The breeding tank should be densely planted with fine-leaved plants or equipped with spawning mops to provide plenty of surfaces for the eggs to adhere to. A dark substrate and dim lighting will help to mimic the Ember Tetras’ natural habitat and encourage them to spawn.

  1. Condition the Breeding Pair: Before introducing the breeding pair into the breeding tank, it is important to condition them with a diet of high-quality live and frozen foods, such as daphnia, brine shrimp, and bloodworms. This will help to ensure that the female produces healthy eggs and that the male is able to fertilize them successfully.
  2. Introduce the Breeding Pair: Once the female is noticeably plumper and full of eggs, and the male displays vibrant colors, you can introduce them into the breeding tank. It is best to introduce the male and female into the breeding tank simultaneously to reduce the risk of aggression.
  3. Spawning: Spawning usually occurs in the morning. The female will lay her eggs among the plants or on the spawning mops, and the male will follow behind her to fertilize them. The female can lay up to 100 eggs, although the number can vary.
  4. Post-Spawning Care: After spawning, it is important to remove the parents from the breeding tank immediately to prevent them from eating the eggs. The eggs are adhesive and will stick to the plants or spawning mops.

The eggs will hatch in about 2-3 days, and the fry will become free-swimming after another 3-4 days. It is important to keep the breeding tank dark during this time to reduce the risk of fungal infections on the eggs.

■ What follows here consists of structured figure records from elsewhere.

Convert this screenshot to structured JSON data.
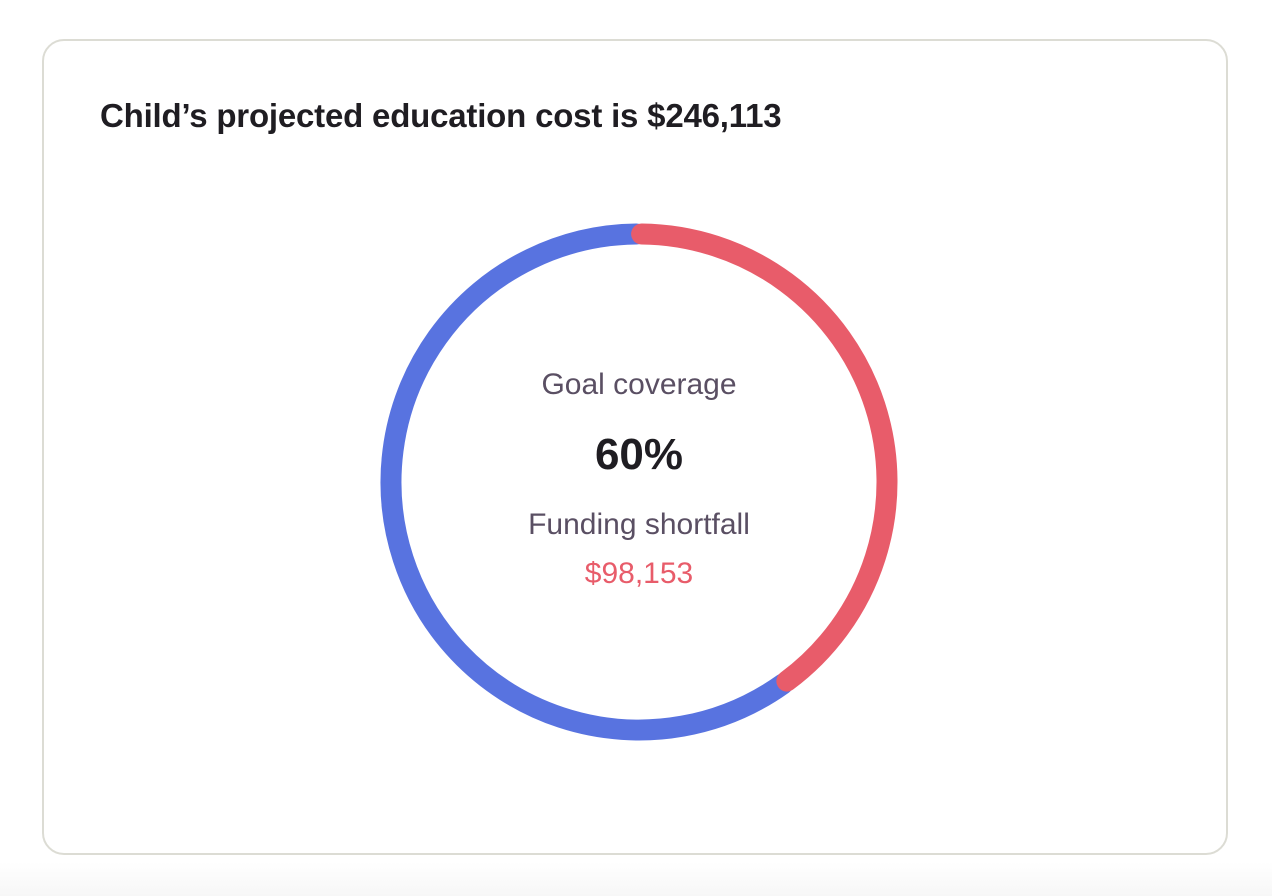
{
  "card": {
    "title": "Child’s projected education cost is $246,113"
  },
  "summary": {
    "coverage_label": "Goal coverage",
    "coverage_value": "60%",
    "shortfall_label": "Funding shortfall",
    "shortfall_value": "$98,153"
  },
  "colors": {
    "covered": "#5873e0",
    "shortfall": "#e85c6a",
    "shortfall_text": "#e85c6a"
  },
  "chart_data": {
    "type": "pie",
    "variant": "donut",
    "title": "Child’s projected education cost is $246,113",
    "start_angle_deg": 0,
    "direction": "counterclockwise",
    "slices": [
      {
        "key": "covered",
        "value": 60,
        "color": "#5873e0"
      },
      {
        "key": "shortfall",
        "value": 40,
        "color": "#e85c6a"
      }
    ]
  }
}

  1. Feeding the Fry: Once the fry becomes free-swimming, they will need to be fed with infusoria or finely powdered fry food until they are large enough to accept crushed flakes or micro pellets. It is important to feed the fry several times a day and to keep the water clean to prevent the build-up of harmful toxins.

In summary, successfully breeding Ember Tetras involves setting up a separate breeding tank with suitable water parameters, conditioning the breeding pair with a diet of live and frozen foods, and providing plenty of surfaces for the eggs to adhere to. Once the eggs are laid and fertilized, it is important to remove the parents from the breeding tank and to provide the fry with suitable food until they are large enough to accept crushed flakes or micro pellets. Regular monitoring and maintenance of the water quality are also essential to ensure the success of the breeding process.